On Tue, Aug 05, 2014 at 03:15:18PM +0800, James wrote:
In fact, to deal with this kind of situation, we add some timeout
codes in libvirtd, during remote_dispatch process.
The mechanism is like this:
1. when we call an API, we start a thread to do the timer, when time out, the timer set a
timeout flag to the API,
and return timeout result to the libvirt client.
2. when the API return to remote_dispatch level, it checkout the timeout flag to consider
what to do next.
If timeout, we do some rollback action. It's like detach device, if we attach
device at first.
In this solution, there's something trouble, first, we have to figure out suitable
rollback actions. Second, I'm
not sure it's the best way to solve this kind of block problem, not so elegant.
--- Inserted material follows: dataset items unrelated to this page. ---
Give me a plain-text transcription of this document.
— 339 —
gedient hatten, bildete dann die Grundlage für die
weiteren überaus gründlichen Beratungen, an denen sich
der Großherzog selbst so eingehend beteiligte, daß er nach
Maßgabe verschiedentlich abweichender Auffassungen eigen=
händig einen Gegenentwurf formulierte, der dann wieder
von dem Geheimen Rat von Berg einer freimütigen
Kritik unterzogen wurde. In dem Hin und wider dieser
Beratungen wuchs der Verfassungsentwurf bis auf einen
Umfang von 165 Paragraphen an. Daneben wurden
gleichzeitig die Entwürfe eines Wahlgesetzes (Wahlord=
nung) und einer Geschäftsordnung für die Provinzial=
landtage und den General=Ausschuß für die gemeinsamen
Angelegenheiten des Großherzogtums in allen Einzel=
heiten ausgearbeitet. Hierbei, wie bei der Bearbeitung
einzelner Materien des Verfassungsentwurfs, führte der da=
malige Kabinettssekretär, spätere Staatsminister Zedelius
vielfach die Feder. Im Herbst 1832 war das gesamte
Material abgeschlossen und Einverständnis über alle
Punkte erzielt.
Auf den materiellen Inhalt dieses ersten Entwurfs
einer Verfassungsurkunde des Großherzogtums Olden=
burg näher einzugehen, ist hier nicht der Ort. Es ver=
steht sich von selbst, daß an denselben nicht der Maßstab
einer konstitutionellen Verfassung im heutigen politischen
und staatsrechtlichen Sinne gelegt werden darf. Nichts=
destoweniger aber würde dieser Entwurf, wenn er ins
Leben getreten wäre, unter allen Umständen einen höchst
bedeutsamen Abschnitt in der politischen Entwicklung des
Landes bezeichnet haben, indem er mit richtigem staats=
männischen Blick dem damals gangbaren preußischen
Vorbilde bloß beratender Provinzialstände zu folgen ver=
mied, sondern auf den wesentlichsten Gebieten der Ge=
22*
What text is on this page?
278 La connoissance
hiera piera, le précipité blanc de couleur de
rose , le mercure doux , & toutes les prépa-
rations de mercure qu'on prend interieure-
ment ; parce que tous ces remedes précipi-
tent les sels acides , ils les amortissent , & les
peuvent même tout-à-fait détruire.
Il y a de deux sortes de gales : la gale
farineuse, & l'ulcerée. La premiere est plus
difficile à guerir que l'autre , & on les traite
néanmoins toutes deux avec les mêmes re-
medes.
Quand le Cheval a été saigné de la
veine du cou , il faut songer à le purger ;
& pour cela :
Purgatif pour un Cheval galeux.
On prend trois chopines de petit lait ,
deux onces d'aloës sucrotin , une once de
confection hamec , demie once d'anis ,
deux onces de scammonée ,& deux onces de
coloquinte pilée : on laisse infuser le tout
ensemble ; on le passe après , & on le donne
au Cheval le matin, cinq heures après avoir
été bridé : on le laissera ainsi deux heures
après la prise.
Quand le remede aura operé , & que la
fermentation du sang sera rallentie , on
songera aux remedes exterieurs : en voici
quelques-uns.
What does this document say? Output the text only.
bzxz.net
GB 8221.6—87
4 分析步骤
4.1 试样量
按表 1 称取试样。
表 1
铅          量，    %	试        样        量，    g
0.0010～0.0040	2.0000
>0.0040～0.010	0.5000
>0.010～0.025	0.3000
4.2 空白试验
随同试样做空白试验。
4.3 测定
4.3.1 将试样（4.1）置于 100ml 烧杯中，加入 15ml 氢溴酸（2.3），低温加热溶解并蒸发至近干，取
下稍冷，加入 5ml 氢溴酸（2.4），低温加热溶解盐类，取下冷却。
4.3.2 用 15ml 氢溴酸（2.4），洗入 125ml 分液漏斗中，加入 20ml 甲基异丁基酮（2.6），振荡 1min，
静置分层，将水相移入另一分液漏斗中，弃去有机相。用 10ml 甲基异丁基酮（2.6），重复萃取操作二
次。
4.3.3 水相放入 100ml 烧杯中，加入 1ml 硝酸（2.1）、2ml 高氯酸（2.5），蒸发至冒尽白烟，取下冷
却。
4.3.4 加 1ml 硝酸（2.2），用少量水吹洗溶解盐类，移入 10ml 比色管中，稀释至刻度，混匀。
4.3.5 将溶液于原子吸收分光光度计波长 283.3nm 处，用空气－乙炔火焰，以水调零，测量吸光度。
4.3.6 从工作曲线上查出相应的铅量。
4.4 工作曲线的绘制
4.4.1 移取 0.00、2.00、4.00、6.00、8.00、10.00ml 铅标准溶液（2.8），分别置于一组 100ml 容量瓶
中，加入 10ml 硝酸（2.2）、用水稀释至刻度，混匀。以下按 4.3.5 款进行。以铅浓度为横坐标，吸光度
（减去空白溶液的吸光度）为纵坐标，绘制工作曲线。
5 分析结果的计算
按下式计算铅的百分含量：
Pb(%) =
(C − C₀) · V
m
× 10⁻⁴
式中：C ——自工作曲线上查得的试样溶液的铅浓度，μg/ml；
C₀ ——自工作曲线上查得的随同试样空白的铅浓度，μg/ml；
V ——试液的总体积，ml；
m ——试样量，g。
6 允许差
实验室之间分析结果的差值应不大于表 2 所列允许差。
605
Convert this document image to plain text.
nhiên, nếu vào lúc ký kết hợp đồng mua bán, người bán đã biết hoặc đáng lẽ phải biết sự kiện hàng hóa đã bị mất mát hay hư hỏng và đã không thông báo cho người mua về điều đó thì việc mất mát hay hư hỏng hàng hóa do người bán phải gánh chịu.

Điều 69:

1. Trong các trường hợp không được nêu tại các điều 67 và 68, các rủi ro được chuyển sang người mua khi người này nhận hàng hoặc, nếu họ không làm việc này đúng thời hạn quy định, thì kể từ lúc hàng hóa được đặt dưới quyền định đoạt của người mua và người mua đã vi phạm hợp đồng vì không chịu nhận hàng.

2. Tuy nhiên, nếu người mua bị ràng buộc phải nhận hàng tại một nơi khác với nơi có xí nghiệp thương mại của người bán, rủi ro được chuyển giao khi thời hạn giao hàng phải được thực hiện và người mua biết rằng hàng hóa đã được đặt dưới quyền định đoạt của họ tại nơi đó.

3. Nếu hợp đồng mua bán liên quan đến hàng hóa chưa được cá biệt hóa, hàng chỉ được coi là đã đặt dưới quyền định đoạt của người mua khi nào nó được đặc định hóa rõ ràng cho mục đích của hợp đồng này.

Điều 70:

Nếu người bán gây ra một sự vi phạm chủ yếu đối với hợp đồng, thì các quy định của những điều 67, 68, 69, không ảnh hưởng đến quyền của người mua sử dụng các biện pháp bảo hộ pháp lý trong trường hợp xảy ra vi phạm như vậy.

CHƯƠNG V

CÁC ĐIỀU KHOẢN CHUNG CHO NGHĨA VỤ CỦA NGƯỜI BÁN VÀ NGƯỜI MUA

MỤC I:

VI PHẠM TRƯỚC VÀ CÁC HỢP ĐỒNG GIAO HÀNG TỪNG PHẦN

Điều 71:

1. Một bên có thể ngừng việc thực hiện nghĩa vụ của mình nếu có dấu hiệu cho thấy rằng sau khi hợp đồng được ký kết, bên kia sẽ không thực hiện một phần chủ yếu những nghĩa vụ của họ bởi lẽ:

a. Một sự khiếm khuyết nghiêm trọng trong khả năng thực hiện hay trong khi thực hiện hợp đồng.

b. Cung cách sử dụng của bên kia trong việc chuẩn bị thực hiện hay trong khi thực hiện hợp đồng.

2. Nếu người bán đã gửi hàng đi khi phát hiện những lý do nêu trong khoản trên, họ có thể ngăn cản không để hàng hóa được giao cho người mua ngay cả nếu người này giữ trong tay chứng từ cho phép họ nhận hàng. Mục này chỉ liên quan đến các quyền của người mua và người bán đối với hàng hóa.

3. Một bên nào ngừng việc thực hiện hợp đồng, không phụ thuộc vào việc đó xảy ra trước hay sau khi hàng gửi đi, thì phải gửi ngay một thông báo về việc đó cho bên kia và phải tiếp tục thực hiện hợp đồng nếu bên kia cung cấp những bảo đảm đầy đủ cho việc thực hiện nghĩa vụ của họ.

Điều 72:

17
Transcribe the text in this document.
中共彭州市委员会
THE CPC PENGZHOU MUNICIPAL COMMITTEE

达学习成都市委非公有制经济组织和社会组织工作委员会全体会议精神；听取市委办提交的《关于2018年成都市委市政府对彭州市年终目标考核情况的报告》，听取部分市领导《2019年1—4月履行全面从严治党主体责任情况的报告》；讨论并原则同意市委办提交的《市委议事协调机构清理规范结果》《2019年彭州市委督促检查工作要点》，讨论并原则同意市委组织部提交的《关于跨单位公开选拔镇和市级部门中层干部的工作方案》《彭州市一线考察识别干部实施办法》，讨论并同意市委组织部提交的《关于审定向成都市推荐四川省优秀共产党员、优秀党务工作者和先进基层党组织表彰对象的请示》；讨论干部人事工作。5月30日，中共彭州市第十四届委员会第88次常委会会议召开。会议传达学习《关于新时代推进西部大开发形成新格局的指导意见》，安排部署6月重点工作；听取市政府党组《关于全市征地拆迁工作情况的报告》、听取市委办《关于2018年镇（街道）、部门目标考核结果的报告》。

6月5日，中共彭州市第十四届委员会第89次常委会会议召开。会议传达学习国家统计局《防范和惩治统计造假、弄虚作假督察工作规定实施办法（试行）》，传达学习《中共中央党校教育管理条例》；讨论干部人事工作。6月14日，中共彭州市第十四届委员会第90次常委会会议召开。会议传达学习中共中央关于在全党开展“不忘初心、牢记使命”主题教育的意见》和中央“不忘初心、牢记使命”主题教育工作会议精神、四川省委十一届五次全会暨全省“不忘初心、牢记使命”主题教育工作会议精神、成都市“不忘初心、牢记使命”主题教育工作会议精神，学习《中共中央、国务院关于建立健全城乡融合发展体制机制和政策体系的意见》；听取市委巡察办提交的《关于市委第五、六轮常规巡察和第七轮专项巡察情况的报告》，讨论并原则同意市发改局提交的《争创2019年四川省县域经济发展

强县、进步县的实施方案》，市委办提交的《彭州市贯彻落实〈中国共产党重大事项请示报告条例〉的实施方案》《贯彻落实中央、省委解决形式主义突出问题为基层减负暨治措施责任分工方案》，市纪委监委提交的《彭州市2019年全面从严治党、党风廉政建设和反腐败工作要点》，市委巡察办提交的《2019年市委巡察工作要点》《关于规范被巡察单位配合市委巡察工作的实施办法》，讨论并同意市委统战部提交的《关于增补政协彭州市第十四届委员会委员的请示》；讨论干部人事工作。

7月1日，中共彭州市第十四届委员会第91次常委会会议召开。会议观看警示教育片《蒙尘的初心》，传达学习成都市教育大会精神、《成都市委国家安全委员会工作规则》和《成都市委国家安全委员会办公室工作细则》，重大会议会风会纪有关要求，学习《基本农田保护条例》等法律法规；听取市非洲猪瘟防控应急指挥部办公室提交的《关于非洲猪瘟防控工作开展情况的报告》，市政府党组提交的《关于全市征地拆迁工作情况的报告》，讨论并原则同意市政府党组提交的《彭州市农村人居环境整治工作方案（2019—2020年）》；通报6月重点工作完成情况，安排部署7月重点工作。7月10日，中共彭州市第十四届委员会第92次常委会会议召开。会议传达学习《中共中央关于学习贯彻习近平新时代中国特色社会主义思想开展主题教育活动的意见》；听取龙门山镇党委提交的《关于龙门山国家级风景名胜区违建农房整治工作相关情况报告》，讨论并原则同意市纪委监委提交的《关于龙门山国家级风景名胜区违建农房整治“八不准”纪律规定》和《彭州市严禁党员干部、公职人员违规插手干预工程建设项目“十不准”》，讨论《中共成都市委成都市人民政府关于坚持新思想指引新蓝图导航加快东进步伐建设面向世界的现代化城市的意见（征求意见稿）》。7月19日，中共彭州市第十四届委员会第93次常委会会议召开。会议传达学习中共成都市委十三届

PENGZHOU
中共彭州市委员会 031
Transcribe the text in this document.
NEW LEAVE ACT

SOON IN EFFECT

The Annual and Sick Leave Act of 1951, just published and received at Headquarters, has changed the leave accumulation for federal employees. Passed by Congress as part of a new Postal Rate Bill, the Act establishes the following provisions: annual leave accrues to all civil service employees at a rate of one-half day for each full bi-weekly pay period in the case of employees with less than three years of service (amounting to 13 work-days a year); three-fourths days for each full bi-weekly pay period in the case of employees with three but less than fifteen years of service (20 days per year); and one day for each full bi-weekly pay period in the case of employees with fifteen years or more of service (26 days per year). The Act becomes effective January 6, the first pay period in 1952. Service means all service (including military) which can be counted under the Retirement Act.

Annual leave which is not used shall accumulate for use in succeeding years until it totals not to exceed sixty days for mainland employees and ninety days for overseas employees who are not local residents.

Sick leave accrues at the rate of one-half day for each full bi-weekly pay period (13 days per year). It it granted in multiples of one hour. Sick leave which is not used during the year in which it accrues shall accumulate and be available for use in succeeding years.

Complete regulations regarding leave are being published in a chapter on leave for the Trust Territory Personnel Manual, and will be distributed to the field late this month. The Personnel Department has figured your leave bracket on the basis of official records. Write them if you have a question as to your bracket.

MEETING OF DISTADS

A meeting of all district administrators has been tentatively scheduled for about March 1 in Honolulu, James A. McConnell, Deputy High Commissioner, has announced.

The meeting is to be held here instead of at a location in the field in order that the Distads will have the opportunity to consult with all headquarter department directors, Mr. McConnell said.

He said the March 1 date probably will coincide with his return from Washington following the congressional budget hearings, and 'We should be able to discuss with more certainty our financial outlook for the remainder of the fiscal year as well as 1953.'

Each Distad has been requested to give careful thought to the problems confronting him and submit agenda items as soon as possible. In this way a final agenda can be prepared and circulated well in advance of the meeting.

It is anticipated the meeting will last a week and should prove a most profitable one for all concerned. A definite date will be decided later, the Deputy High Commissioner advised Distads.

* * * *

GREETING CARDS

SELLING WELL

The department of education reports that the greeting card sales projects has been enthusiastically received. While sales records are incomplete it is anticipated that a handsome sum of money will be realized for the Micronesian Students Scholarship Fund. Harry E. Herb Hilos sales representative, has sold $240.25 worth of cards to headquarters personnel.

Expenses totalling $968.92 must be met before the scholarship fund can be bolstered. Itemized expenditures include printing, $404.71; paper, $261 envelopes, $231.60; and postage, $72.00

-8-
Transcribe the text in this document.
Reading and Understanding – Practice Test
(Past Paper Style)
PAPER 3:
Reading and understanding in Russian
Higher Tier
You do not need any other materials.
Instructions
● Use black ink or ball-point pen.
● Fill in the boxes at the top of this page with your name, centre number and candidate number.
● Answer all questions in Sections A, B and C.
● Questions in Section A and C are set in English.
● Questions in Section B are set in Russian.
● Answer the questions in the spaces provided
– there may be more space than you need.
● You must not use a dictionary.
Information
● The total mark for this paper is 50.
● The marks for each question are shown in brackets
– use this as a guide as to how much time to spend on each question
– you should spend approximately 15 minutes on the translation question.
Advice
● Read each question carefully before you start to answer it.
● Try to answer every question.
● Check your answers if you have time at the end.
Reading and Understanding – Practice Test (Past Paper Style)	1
How do you think about it?
I'm not sure what do you want to know. Yes, there are problems like
"what rollback actions to do", which would depend on where the call
got stuck and "what's the timeout that should be set", which depends
on thousands of factors. I can't think of any elegant solution that
would prevent locking properly. Mainly because this is literally the
Halting problem [1] plus a bit more.
I'd say that whatever works for you in this situation is OK, but will
(most probably) work only for your particular scenario.
Martin
[1]
https://en.wikipedia.org/wiki/Halting_problem